La majorité des salariés cherche à partir en retraite le plus tôt possible, pour en finir avec le stress, la peur du chômage, la pression à la performance. Ces attitudes sont profondément ancrées désormais et l'on ne les changera pas par la contrainte. Si l'on retarde l'âge de la retraite, il y a fort à parier que l'on verra un recours accru aux prestations d'invalidité (comme aux Pays-Bas) ou, tout simplement, de chômage sans véritable recherche d'emploi.

Ce que nous montre l'exemple de l'étranger, c'est que les pays où les taux d'activité après 55 ans sont élevés sont des pays où il est financièrement rentable de travailler longtemps. Si l'on veut que les salariés restent plus longtemps en activité, il faut qu'ils en soient justement récompensés. Cet objectif devrait inspirer la réforme des retraites. Les régimes de base et complémentaires devraient offrir à chacun la possibilité de choisir librement et en toute équité l'âge de liquidation de ses droits à retraite. Ceci suppose que le montant de la pension annuelle s'ajuste, en fonction de l'âge de départ, à celui des droits accumulés.

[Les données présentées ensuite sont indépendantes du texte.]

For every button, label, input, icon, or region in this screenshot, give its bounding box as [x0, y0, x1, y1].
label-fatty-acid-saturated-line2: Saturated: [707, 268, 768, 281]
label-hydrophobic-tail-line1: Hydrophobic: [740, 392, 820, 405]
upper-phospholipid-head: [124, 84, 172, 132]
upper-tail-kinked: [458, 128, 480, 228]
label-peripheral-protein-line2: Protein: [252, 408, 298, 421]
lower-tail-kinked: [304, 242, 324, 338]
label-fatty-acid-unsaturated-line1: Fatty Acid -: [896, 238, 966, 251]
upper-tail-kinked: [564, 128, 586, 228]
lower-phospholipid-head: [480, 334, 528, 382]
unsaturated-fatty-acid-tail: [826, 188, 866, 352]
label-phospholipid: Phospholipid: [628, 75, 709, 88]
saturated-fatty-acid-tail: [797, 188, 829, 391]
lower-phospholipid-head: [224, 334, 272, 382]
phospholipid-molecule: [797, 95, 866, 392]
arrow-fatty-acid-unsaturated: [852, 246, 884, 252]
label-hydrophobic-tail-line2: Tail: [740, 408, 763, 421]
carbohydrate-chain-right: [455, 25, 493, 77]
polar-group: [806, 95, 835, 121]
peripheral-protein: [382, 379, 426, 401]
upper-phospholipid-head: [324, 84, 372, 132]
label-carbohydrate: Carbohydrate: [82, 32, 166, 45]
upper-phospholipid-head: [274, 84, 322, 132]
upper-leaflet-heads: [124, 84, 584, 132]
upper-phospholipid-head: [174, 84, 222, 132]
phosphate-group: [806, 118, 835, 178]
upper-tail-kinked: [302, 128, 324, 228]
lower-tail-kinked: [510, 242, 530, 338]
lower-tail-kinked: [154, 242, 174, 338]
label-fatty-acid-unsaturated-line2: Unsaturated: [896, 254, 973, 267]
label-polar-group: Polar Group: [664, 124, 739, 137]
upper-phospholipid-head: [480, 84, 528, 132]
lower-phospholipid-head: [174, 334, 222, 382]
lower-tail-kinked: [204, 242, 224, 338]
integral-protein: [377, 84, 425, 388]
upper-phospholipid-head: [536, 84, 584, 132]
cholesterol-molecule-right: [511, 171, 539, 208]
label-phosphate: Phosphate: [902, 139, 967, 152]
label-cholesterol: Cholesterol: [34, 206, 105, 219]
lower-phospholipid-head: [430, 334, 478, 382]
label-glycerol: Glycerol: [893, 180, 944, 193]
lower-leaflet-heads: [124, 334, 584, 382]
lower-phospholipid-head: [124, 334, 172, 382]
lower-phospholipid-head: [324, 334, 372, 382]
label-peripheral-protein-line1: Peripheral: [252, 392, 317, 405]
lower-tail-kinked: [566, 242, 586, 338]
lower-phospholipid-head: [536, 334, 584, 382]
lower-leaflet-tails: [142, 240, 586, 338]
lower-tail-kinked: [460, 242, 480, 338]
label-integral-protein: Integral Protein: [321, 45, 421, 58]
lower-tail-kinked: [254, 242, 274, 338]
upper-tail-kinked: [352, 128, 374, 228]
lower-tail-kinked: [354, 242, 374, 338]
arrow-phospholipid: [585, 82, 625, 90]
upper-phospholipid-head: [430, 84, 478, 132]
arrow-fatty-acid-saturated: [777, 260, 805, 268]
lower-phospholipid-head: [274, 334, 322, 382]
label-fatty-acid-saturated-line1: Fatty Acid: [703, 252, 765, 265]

Les salariés pourraient avoir le choix de liquider leurs droits à retraite sur une plage d'âge beaucoup plus large, par exemple entre 50 et 70 ans. S'ils demandent leur retraite à 50 ans, ils toucheraient moins, parce qu'ils auront moins de cotisations, mais aussi parce qu'ils percevront cette retraite plus longtemps. Mais, s'ils décident de ne pas le faire, le montant de leur retraite devrait en être augmenté, de façon à ce que le système fonctionne de façon parfaitement équitable. Un calcul simple montre que l'ordre de grandeur de cette récompense devrait être non négligeable. Repousser sa retraite de 60 à 62 ans pourrait ainsi rapporter un supplément de retraite de 13 % environ : 5 % parce que l'on a accumulé 2 ans de cotisations supplémentaires (2/40 = 5 %) et 8 % parce que l'on a repoussé de 2 ans son départ (si l'on admet, par exemple, que l'espérance de vie à 60 ans est de 25 ans, 2/25 = 8 %).

On devrait également être autorisé à percevoir un revenu d'activité en complément de sa retraite : pouvoir cumuler une retraite et un revenud'activité permettrait d'entamer une deuxième carrière, peut-être moins rémunérée, mais aussi moins stressante.

En lieu et place de la retraite, nous devrions ainsi avoir deux types de prestations : une de seconde partie de vie, sur le modèle décrit ci-dessus, et une d'assurance dépendance pour ceux qui viennent à perdre, avec l'âge ou la maladie, leur autonomie dans la vie quotidienne. Au moment où ils vont devoir s'engager dans un processus de réforme, le gouvernement et les partenaires sociaux seraient avisés de garder à l'esprit cette architecture du système de protection sociale.